On Mon, Nov 9, 2020 at 1:58 AM Steffen Klassert
<steffen.klassert@secunet.com> wrote:
>
> On Thu, Nov 05, 2020 at 01:52:01PM +0900, Lorenzo Colitti wrote:
> > On Tue, Sep 15, 2020 at 4:30 PM Steffen Klassert
> > <steffen.klassert@secunet.com> wrote:
> > > > In esp's tunnel mode,if inner interface is ipv4,outer is ipv4,one big
> > > > packet which travels through tunnel will be fragmented with outer
> > > > interface's mtu,peer server will remove tunnelled esp header and assemble
> > > > them in big packet.After forwarding such packet to next endpoint,it will
> > > > be dropped because of exceeding mtu or be returned ICMP(packet-too-big).
> > >
> > > What is the exact case where packets are dropped? Given that the packet
> > > was fragmented (and reassembled), I'd assume the DF bit was not set. So
> > > every router along the path is allowed to fragment again if needed.
> >
> > In general, isn't it just suboptimal to rely on fragmentation if the
> > sender already knows the packet is too big? That's why we have things
> > like path MTU discovery (RFC 1191).
>
> When we setup packets that are sent from a local socket, we take
> MTU/PMTU info we have into account. So we don't create fragments in
> that case.
>
> When forwarding packets it is different. The router that can not
> TX the packet because it exceeds the MTU of the sending interface
> is responsible to either fragment (if DF is not set), or send a
> PMTU notification (if DF is set). So if we are able to transmit
> the packet, we do it.
>
> > Fragmentation is generally
> > expensive, increases the chance of packet loss, and has historically
> > caused lots of security vulnerabilities. Also, in real world networks,
> > fragments sometimes just don't work, either because intermediate
> > routers don't fragment, or because firewalls drop the fragments due to
> > security reasons.
> >
> > While it's possible in theory to ask these operators to configure
> > their routers to fragment packets, that may not result in the network
> > being fixed, due to hardware constraints, security policy or other
> > reasons.
>
> We can not really do anything here. If a flow has no DF bit set
> on the packets, we can not rely on PMTU information. If we have PMTU
> info on the route, then we have it because some other flow (that has
> DF bit set on the packets) triggered PMTU discovery. That means that
> the PMTU information is reset when this flow (with DF set) stops
> sending packets. So the other flow (with DF not set) will send
> big packets again.

PMTU is by default ignored by forwarding - because it's spoofable.

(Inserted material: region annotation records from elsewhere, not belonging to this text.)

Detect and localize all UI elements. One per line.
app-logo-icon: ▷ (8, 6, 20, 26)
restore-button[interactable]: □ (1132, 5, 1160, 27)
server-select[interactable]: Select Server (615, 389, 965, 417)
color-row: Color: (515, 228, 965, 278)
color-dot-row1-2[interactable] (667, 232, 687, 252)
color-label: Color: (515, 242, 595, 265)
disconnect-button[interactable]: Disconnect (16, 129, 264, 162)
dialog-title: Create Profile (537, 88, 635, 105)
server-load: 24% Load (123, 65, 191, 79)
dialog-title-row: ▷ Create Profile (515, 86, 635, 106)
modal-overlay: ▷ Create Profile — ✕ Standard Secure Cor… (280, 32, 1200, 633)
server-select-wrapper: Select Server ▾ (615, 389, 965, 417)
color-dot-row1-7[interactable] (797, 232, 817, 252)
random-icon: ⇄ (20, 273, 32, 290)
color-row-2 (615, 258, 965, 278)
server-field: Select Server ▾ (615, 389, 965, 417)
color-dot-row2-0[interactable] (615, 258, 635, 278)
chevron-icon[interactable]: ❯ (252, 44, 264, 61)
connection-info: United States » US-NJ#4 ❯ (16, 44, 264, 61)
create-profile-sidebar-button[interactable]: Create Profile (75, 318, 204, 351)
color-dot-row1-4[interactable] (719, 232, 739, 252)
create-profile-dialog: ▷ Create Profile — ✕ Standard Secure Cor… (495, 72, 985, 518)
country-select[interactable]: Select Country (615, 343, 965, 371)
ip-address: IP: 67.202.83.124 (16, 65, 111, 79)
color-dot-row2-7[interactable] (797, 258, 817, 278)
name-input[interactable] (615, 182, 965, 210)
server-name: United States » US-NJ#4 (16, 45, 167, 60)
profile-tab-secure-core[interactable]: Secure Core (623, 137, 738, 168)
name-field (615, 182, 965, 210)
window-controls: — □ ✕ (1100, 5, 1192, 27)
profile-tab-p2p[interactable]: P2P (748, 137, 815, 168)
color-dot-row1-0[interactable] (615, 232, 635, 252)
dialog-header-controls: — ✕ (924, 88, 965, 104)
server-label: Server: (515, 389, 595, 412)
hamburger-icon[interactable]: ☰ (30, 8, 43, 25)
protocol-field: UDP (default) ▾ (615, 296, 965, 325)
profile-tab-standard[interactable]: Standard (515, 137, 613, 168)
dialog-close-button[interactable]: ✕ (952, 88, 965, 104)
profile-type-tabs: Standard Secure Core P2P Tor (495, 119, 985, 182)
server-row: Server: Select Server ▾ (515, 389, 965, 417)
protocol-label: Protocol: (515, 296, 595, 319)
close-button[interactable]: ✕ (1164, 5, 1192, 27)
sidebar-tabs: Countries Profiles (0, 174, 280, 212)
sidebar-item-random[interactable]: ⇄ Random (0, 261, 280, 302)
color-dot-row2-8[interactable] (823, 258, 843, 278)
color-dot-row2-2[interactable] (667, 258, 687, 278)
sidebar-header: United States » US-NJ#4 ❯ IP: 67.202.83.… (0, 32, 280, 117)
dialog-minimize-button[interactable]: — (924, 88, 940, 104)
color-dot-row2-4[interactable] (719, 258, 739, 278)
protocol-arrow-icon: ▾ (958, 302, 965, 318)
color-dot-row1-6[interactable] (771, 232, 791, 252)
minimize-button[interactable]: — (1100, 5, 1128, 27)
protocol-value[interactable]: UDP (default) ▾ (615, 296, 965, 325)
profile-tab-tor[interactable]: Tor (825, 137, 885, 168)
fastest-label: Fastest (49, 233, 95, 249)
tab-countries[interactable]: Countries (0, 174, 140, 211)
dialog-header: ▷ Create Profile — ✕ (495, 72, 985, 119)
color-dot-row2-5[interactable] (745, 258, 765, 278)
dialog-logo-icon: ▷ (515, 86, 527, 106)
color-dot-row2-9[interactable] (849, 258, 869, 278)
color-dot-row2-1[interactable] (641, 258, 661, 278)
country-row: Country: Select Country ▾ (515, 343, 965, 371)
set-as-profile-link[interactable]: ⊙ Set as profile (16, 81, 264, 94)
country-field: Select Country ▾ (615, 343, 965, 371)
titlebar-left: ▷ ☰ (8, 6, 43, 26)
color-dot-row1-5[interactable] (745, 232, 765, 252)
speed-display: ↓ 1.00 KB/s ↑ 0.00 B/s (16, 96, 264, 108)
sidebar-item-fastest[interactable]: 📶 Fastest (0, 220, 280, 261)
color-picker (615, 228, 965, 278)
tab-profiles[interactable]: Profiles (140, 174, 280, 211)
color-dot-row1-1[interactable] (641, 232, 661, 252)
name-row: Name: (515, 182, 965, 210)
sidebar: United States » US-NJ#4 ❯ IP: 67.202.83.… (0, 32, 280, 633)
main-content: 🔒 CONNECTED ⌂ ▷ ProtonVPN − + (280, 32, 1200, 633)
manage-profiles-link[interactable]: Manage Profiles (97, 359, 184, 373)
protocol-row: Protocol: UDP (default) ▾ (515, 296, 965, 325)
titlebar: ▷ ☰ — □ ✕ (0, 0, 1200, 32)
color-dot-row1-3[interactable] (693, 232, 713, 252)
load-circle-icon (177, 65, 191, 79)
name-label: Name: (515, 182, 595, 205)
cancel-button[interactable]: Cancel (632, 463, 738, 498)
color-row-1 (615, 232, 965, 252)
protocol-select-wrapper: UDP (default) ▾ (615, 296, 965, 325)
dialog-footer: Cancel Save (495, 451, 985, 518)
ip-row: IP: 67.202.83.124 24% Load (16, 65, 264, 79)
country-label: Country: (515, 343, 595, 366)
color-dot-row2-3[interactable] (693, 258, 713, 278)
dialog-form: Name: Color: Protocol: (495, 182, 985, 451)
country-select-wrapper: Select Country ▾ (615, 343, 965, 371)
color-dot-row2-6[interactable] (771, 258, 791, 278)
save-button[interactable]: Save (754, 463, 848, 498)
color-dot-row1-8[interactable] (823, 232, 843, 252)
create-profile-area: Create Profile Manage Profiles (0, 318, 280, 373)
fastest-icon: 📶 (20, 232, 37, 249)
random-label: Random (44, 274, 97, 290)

That said I wonder if my recent changes to honour route mtu (for ipv4)
haven't fixed this particular issue in the presence of correctly
configured device/route mtus...

I don't understand if the problem here is locally generated packets,
or forwarded packets.

It does seem like there is (or was) a bug somewhere... but it might
already be fixed (see above) or might be caused by a misconfiguration
of device mtu or routing rules.

I don't really understand the example.

>
> > Those operators may also be in a position to place
> > requirements on devices that have to use their network. If the Linux
> > stack does not work as is on these networks, then those devices will
> > have to meet those requirements by making out-of-tree changes. It
> > would be good to avoid that if there's a better solution (e.g., make
> > this configurable via sysctl).
>
> We should not try to workaround broken configurations, there are just
> too many possibilities to configure a broken network.